Semantic caching vs. key-value caching¶

┌───────────────────────────────────────────────┐
│  Traditional cache (Redis GET/SET)            │
│                                                │
│  "What is X?"        → hash("What is X?")     │
│  "Tell me about X."  → hash("Tell me ...")    │
│  ─ DIFFERENT KEYS → cache miss                 │
└───────────────────────────────────────────────┘

┌───────────────────────────────────────────────┐
│  cogcache                                      │
│                                                │
│  "What is X?"        → [0.12, -0.4, ...] vec  │
│  "Tell me about X."  → [0.14, -0.3, ...] vec  │
│  ─ cosine(vec1, vec2) = 0.94 ≥ 0.92 → HIT     │
└───────────────────────────────────────────────┘

cogcache stores each query as a dense vector (embedding). New queries are embedded and compared by cosine similarity to existing entries. If the best match exceeds the threshold, the cached answer is returned.

The request lifecycle¶

sequenceDiagram
    participant U as User
    participant C as cogcache
    participant E as Embedder
    participant S as Store
    participant J as Judge (opt)
    participant L as LLM

    U->>C: query("What is X?")
    C->>E: embed("What is X?")
    E-->>C: [0.12, -0.4, ...]
    C->>S: find_match(vec, route, intent)
    alt Cache HIT
        S-->>C: entry (sim ≥ threshold, same route)
        C-->>U: cached answer
    else Cache MISS
        C->>L: llm_fn("What is X?")
        L-->>C: answer
        opt Judge enabled
            C->>J: score(query, answer)
            J-->>C: quality (0-1)
        end
        C->>S: store(entry)
        C-->>U: answer
    end

Route and intent isolation¶

A single cogcache instance can serve multiple logical caches, partitioned by route and intent:

cache.query("How do I login?", llm, route="user_help",    intent="auth")
cache.query("How do I login?", llm, route="admin_help",   intent="auth")  # MISS — different route
cache.query("How do I login?", llm, route="user_help",    intent="docs")  # MISS — different intent

This prevents leaking admin-targeted answers to regular users, or mixing chitchat answers into technical contexts.

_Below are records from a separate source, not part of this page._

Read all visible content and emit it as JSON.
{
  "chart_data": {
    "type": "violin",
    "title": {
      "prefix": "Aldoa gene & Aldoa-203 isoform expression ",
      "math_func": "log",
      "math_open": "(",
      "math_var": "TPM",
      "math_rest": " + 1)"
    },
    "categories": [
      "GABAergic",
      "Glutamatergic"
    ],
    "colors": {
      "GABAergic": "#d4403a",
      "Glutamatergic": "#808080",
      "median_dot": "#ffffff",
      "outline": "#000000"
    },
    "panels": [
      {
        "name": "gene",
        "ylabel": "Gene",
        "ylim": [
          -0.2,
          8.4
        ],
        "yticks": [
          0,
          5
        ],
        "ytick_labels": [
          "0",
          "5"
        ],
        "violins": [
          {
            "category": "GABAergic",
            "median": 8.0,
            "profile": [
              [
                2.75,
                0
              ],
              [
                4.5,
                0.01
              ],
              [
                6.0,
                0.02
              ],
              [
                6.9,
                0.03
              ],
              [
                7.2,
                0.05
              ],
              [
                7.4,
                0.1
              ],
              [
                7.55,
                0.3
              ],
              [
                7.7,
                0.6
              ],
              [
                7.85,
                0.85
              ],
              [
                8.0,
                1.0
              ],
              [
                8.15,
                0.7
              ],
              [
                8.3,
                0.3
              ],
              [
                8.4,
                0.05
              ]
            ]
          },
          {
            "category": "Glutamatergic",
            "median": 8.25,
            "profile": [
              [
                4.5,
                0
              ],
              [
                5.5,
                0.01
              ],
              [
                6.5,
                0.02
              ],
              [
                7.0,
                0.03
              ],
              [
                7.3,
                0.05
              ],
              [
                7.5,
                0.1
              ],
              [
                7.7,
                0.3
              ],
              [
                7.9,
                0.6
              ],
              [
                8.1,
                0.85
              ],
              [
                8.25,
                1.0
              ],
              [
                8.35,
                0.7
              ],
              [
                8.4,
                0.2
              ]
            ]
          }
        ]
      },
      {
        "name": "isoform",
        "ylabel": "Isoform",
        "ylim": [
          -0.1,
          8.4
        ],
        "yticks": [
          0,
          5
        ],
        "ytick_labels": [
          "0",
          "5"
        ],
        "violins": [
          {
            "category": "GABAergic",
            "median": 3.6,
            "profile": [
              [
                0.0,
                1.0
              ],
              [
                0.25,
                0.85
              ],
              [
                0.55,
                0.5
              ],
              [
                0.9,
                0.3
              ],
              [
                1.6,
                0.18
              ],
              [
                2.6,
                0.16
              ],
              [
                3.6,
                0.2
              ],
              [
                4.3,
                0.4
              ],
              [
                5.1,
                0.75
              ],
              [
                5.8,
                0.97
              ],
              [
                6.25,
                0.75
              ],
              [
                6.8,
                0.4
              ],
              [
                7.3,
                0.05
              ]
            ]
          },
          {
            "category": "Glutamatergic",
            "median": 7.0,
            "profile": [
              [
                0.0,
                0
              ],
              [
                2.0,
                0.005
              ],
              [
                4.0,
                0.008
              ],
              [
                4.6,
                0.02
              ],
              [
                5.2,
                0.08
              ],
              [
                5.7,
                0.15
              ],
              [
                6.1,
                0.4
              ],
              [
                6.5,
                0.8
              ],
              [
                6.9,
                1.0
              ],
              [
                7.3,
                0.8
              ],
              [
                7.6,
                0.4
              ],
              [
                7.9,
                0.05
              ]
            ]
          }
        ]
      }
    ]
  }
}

"Write strict, hit lenient" Judge policy¶

When an LLM Judge is enabled, cogcache scores answer quality on TWO axes with different strictness:

Event	Threshold	What happens if score is below
Write	`write_min_quality` (e.g. 0.80)	Reject the write OR cache with short `low_quality_ttl`
Hit (async, optional)	`hit_min_quality` (e.g. 0.60)	Log a warning. The request still returns the cached answer.

The asymmetry is intentional. Writes happen once per unique query — making the gate strict prevents bad answers from being served to many future users. Hits happen many times — making the gate lenient avoids latency hits, and any issue gets surfaced via metrics for offline review.

Fail-open by design¶

cogcache treats itself as best-effort optimization, never a hard dependency:

Failure mode	Behavior
Redis disconnects	Cache lookup returns miss, LLM still called
Embedding API rate-limited	Falls back to local hash embedder
Judge LLM returns 500	Score defaults to 1.0, write proceeds
Sink (Prometheus) crashes	Event recorded, sink isolated

Your /ask endpoint never returns a 500 because the cache had an issue.

Threshold trade-off¶

threshold = 0.50              threshold = 0.92
┌──────────────┐              ┌──────────────┐
│ Hit rate ↑↑↑ │              │ Hit rate ↓   │
│ FP rate ↑↑   │              │ FP rate ~0   │
│ Needs Judge  │              │ Safe         │
└──────────────┘              └──────────────┘
   aggressive                    conservative

See Tuning for picking the right threshold on your dataset.